Elle garnit son plateau (prends pas ça sale truie, tu veux grossir encore plus c'est ça ?) puis rejoignit sa table habituelle à laquelle Romane était déjà installée. A peine avait-elle posé son plateau, elle fut assaillie des bavardages agressifs de sa camarade. Heureusement, après tout ce temps, elle était murée ; elle mangea sans trop entendre, ponctuant à l'occasion ses dires d'un hochement de tête ou d'un grommellement affirmatif.

Un appel au micro la sauva. Il lui était demandé de rejoindre la Direction au plus vite. Elle s'excusa auprès de Romane, et s'orienta vers les bureaux administratifs, se préparant à voir étalés sur la table ses absences et son manque de sérieux ; après toutes ces années où elle était passée au travers des mailles du filet grâce à ses excellents résultats, des comptes finissaient par lui être demandés. Tout en marchant, elle préparait ses arguments : un emploi du temps contraignant, un travail personnel en fait inexistant qu'elle prétextait compenser ses absences ; en vérité, seules sa culture personnelles et ses facilités à l'assimilation permettaient le suivi d'une scolarité sans aucune implication. Elle longea les longs couloirs aux tons pastels défraîchis et couverts de traces en tout genre. La monotonie des lieux l'exécrait, où étaient donc passées les écoles reluisantes et humaines qu'on voyait aux journaux télévisés et dans les films ?

En chemin, elle aperçut Célia et toute sa petite bande de partisans, qui gloussaient ostensiblement dans l'espoir d'attirer l'attention de quelconque garçon, plus proche cérébralement du bovin que de ce que se voulait être l'élève de lycée moyen. Devant tant de simplicité d'esprit et de futiles préoccupations,  Pauline ne put réprimer un rictus sarcastique, qu'elle savait n'être pas passé inaperçu du groupement de guenons. Elle se demanda quand elle devrait payer le prix de cette insolence.

Les représailles ne se firent pas attendre ; à peine les avait-elle dépassées qu'une bombe à eau explosa dans son dos, et le choc la propulsa au sol. Ruisselante, humiliée, elle se releva et gagna les toilettes sous une pluie de rires moqueurs et assassins, serrant les paupières au maximum ; elle cherchait à la fois à ne laisser échapper aucune larme de colère et à s'épargner une vision qui aurait pu lui donner des envies de violences. Elle tâcha de se sécher au maximum et s'aspergea le visage d'eau fraîche. Elle observa son reflet dans le miroir qui surplombait le lavabo auquel elle était accoudée. Ses mèches de cheveux châtains, gouttaient sur ses épaules et dans son dos, trempant son uniforme. Elle se faisait pitié, pourquoi laissait-elle tout passer sans répliquer et en s'empêchant de contrarier sa nature paisible ? Son regard vagabonda sur son corps bouffi, ses cheveux, et finit par se fixer sur ses yeux d'un bleu étincelant, pourtant enflammés de colère et de rage. Elle finit par se ressaisir et sortit des toilettes par l'autre accès pour reprendre le chemin de la Direction.

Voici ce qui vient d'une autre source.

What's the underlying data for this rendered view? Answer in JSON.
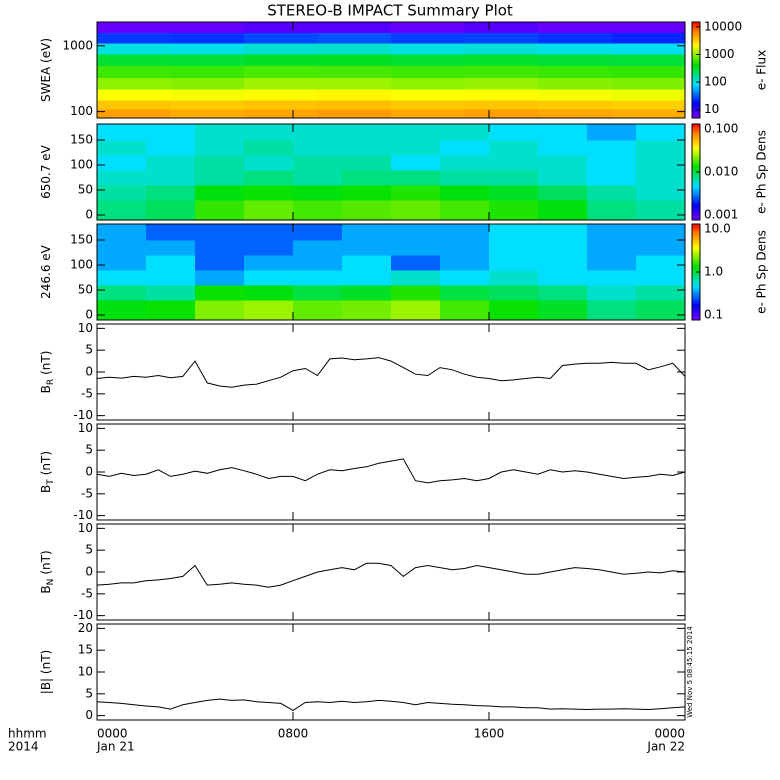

Enfin, après quelques minutes à déambuler dans l'école, elle se trouva devant la porte du bureau de la Principale, où une petite plaque en métal doré annonçait le nom de son occupante.

Irène Dufour.

Le tracé en bas relief noir était empli de poussières et de saletés diverses. Pauline retint son souffle et frappa trois coups secs sur la porte en contreplaqué ; une voix nasillarde l'invita à entrer. Elle se présenta au seuil de la porte ; lorsqu'elle la reconnut, la directrice prit un air grave de compassion, et d'une certaine pitié qui scintillait dans ses yeux encadrés de ridules.

Mal à l'aise, Pauline n'osa pas bouger. Lorsque Mme Dufour l'invita à s'asseoir en désignant un petit fauteuil inconfortable en face du bureau, elle prit place avec maladresse.

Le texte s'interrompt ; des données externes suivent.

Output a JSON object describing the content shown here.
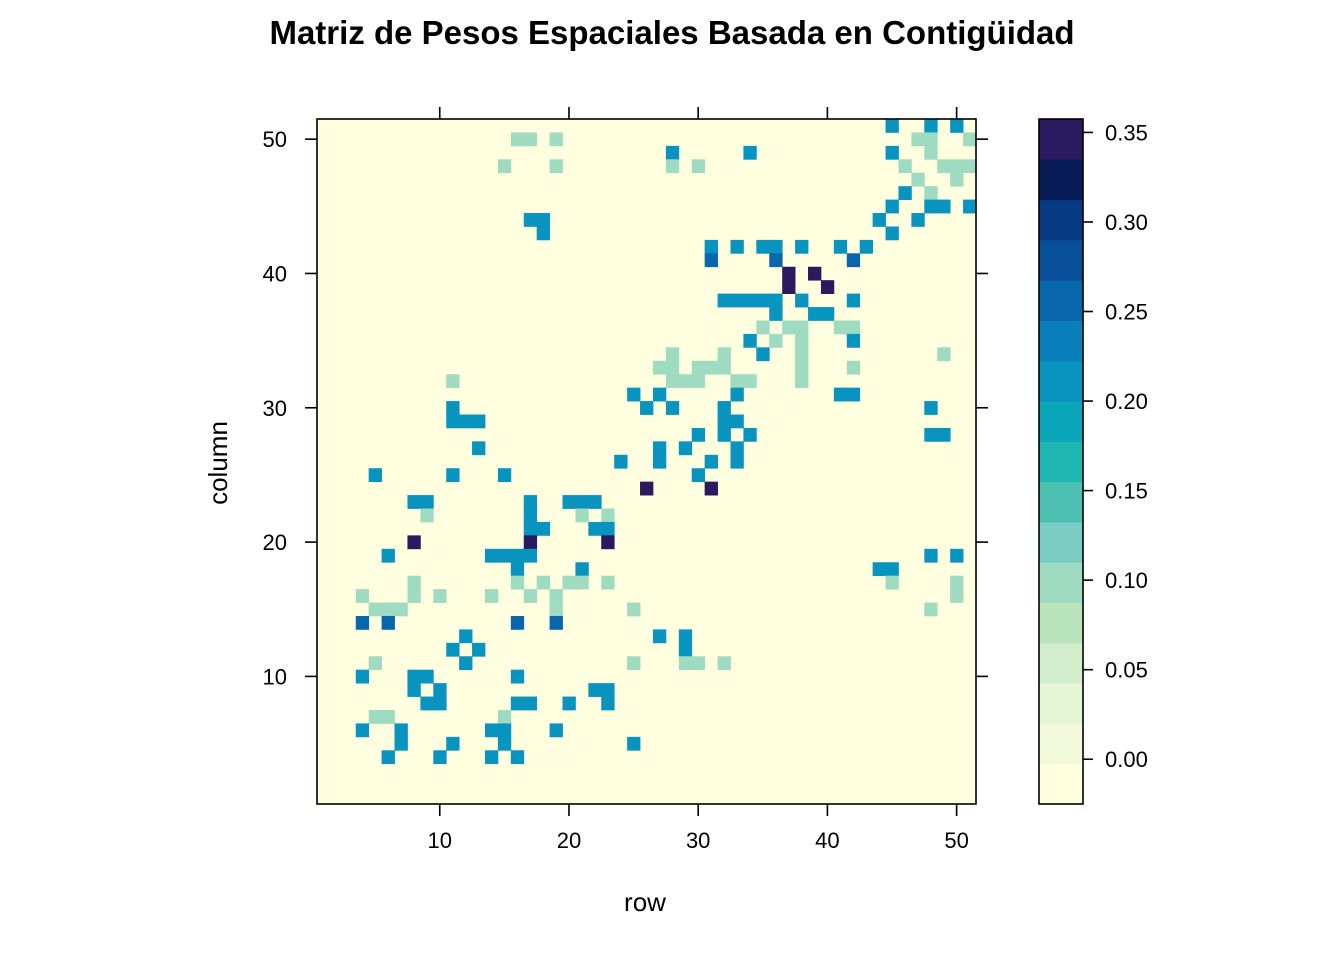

La Principale regarda quelques instants au dessus de la tête de Pauline, comme cherchant du courage sur le mur blanc. En cet instant, ruisselante, les yeux encore baignés de larmes qu'elle tentait de cacher, son élève avait l'air si fragile... Elle se mordit la lèvre inférieure, se maudissant d'avoir à briser encore davantage cette enfant si brillante. Pourtant il fallait y venir.

"Mademoiselle Stavinsky. Je ferai sans préambule, car dans la situation présente, rien ne pourra influencer votre réaction."